Por Valentina Verbal, historiadora, y Juan José Obach, director ejecutivo de Horizontal

Después de la estrepitosa derrota que sufrió la centroderecha en la segunda vuelta presidencial, se han visto muy pocas reflexiones profundas sobre el futuro de este sector político. Creemos que esta derrota debería suponer hacer un alto en el camino a partir de algunas preguntas fundamentales.

Primero, ¿cabe la derecha de José Antonio Kast dentro de Chile Vamos? Nuestra respuesta es negativa. Una centroderecha moderna debe asumir un compromiso irrestricto con la democracia y los derechos de todas las personas, incluyendo a las minorías.

Segundo, ¿cuál es el concepto de libertad que debería hacer suya la centroderecha? Este debe ir mucho más allá de la libertad económica que históricamente el sector ha reivindicado. Los votos nuevos de jóvenes y mujeres menores de 35 años que masivamente eligieron a Gabriel Boric dan cuenta de que las llamadas “libertades valóricas” sí son relevantes. Además, la libertad económica debe defenderse no solo por sus resultados materiales, sino especialmente porque resguarda el derecho de las personas a perseguir una concepción propia de felicidad.

Tercero, ¿qué visión de la justicia debería tener la centroderecha? Una que, a la vez que promueva la libertad económica con fuerza, haga suya una visión de justicia que desafíe el statu quo y promueva una sociedad de oportunidades para todos. Como lo atestiguan tantos autores liberales, la libertad necesita de condiciones materiales de existencia para su ejercicio efectivo.

Cuarto, ¿en qué sentido la centroderecha debería creer en un rol del Estado en materia social? El Estado debe ayudar a las personas a perseguir sus proyectos de vida y a lograr materializar necesidades concretas, como salir de la pobreza, vivir una vida segura, y generar una efectiva red de protección para las clases bajas y medias.

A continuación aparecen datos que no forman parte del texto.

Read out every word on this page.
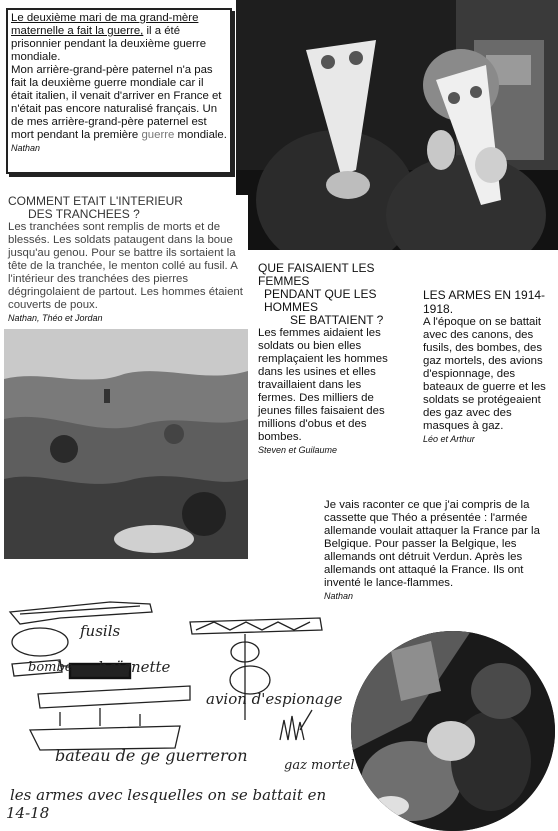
Le deuxième mari de ma grand-mère maternelle a fait la guerre, il a été prisonnier pendant la deuxième guerre mondiale.
Mon arrière-grand-père paternel n'a pas fait la deuxième guerre mondiale car il était italien, il venait d'arriver en France et n'était pas encore naturalisé français. Un de mes arrière-grand-père paternel est mort pendant la première guerre mondiale.
Nathan
COMMENT ETAIT L'INTERIEUR
DES TRANCHEES ?
Les tranchées sont remplis de morts et de blessés. Les soldats pataugent dans la boue jusqu'au genou. Pour se battre ils sortaient la tête de la tranchée, le menton collé au fusil. A l'intérieur des tranchées des pierres dégringolaient de partout. Les hommes étaient couverts de poux.
Nathan, Théo et Jordan
QUE FAISAIENT LES FEMMES
PENDANT QUE LES HOMMES
SE BATTAIENT ?
Les femmes aidaient les soldats ou bien elles remplaçaient les hommes dans les usines et elles travaillaient dans les fermes. Des milliers de jeunes filles faisaient des millions d'obus et des bombes.
Steven et Guilaume
LES ARMES EN 1914-1918.
A l'époque on se battait avec des canons, des fusils, des bombes, des gaz mortels, des avions d'espionnage, des bateaux de guerre et les soldats se protégeaient des gaz avec des masques à gaz.
Léo et Arthur
Je vais raconter ce que j'ai compris de la cassette que Théo a présentée : l'armée allemande voulait attaquer la France par la Belgique. Pour passer la Belgique, les allemands ont détruit Verdun. Après les allemands ont attaqué la France. Ils ont inventé le lance-flammes.
Nathan
fusils
bombe baïgnette
avion d'espionage
bateau de ge guerreron
gaz mortel
les armes avec lesquelles on se battait en
14-18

Quinto, ¿qué rol debería jugar la oposición bajo el gobierno de Gabriel Boric? Debe descartar de plano el uso de la “Ley del talión” y alejarse de la postura tomada por actual oposición de izquierda, la que fue en extremo obstruccionista; abusó de las acusaciones constitucionales; presentó proyectos inconstitucionales en materia de gasto público; y legitimó la violencia como método de acción política. Por el contrario, la oposición de derecha debe ayudar -desde su propio ideario- a perfeccionar los proyectos de ley que presente el nuevo gobierno.

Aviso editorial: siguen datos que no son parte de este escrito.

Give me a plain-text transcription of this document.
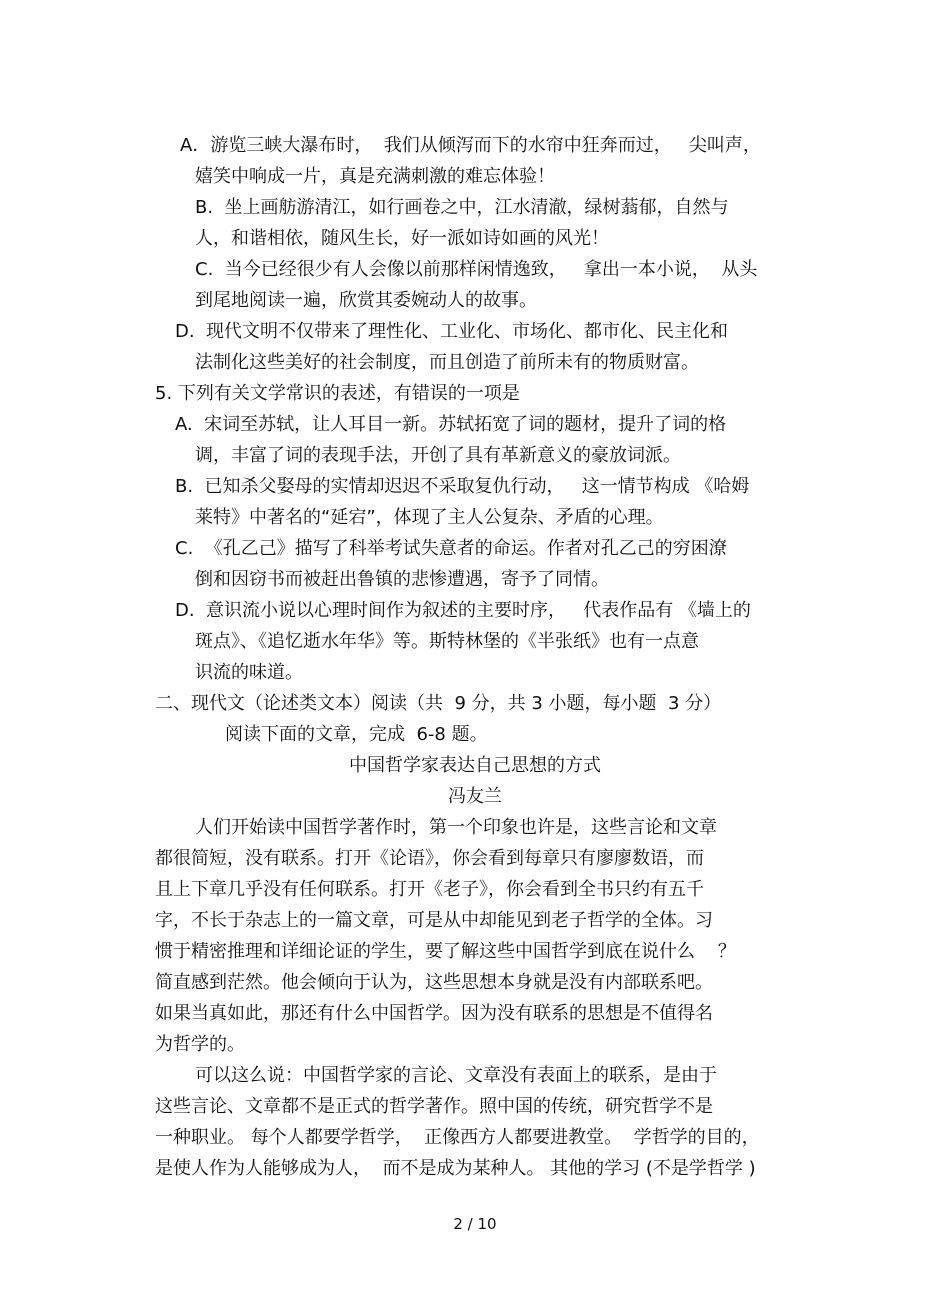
A．游览三峡大瀑布时，  我们从倾泻而下的水帘中狂奔而过，   尖叫声，
嬉笑中响成一片，真是充满刺激的难忘体验！
B.  坐上画舫游清江，如行画卷之中，江水清澈，绿树蓊郁，自然与
人，和谐相依，随风生长，好一派如诗如画的风光！
C.  当今已经很少有人会像以前那样闲情逸致，   拿出一本小说，  从头
到尾地阅读一遍，欣赏其委婉动人的故事。
D.  现代文明不仅带来了理性化、工业化、市场化、都市化、民主化和
法制化这些美好的社会制度，而且创造了前所未有的物质财富。
5. 下列有关文学常识的表述，有错误的一项是
A.  宋词至苏轼，让人耳目一新。苏轼拓宽了词的题材，提升了词的格
调，丰富了词的表现手法，开创了具有革新意义的豪放词派。
B.  已知杀父娶母的实情却迟迟不采取复仇行动，   这一情节构成 《哈姆
莱特》中著名的“延宕”，体现了主人公复杂、矛盾的心理。
C.  《孔乙己》描写了科举考试失意者的命运。作者对孔乙己的穷困潦
倒和因窃书而被赶出鲁镇的悲惨遭遇，寄予了同情。
D.  意识流小说以心理时间作为叙述的主要时序，   代表作品有 《墙上的
斑点》、《追忆逝水年华》等。斯特林堡的《半张纸》也有一点意
识流的味道。
二、现代文（论述类文本）阅读（共  9 分，共 3 小题，每小题  3 分）
阅读下面的文章，完成  6-8 题。
中国哲学家表达自己思想的方式
冯友兰
人们开始读中国哲学著作时，第一个印象也许是，这些言论和文章
都很简短，没有联系。打开《论语》，你会看到每章只有廖廖数语，而
且上下章几乎没有任何联系。打开《老子》，你会看到全书只约有五千
字，不长于杂志上的一篇文章，可是从中却能见到老子哲学的全体。习
惯于精密推理和详细论证的学生，要了解这些中国哲学到底在说什么    ？
简直感到茫然。他会倾向于认为，这些思想本身就是没有内部联系吧。
如果当真如此，那还有什么中国哲学。因为没有联系的思想是不值得名
为哲学的。
可以这么说：中国哲学家的言论、文章没有表面上的联系，是由于
这些言论、文章都不是正式的哲学著作。照中国的传统，研究哲学不是
一种职业。 每个人都要学哲学，  正像西方人都要进教堂。  学哲学的目的，
是使人作为人能够成为人，  而不是成为某种人。 其他的学习 (不是学哲学 )
2 / 10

Y sexto, ¿qué rol debe jugar la centroderecha frente al proceso constituyente? No obstante ser minoría en la Convención, debe hacer el máximo esfuerzo por persuadir a los convencionales de signo contrario -sobre todo, a los más moderados- de que una Constitución revanchista es un gusto que el país no está en condiciones de darse. La nueva Constitución puede ser una gran oportunidad para que Chile vuelva a ser un país de legítimos adversarios y nunca más de enemigos irreconciliables.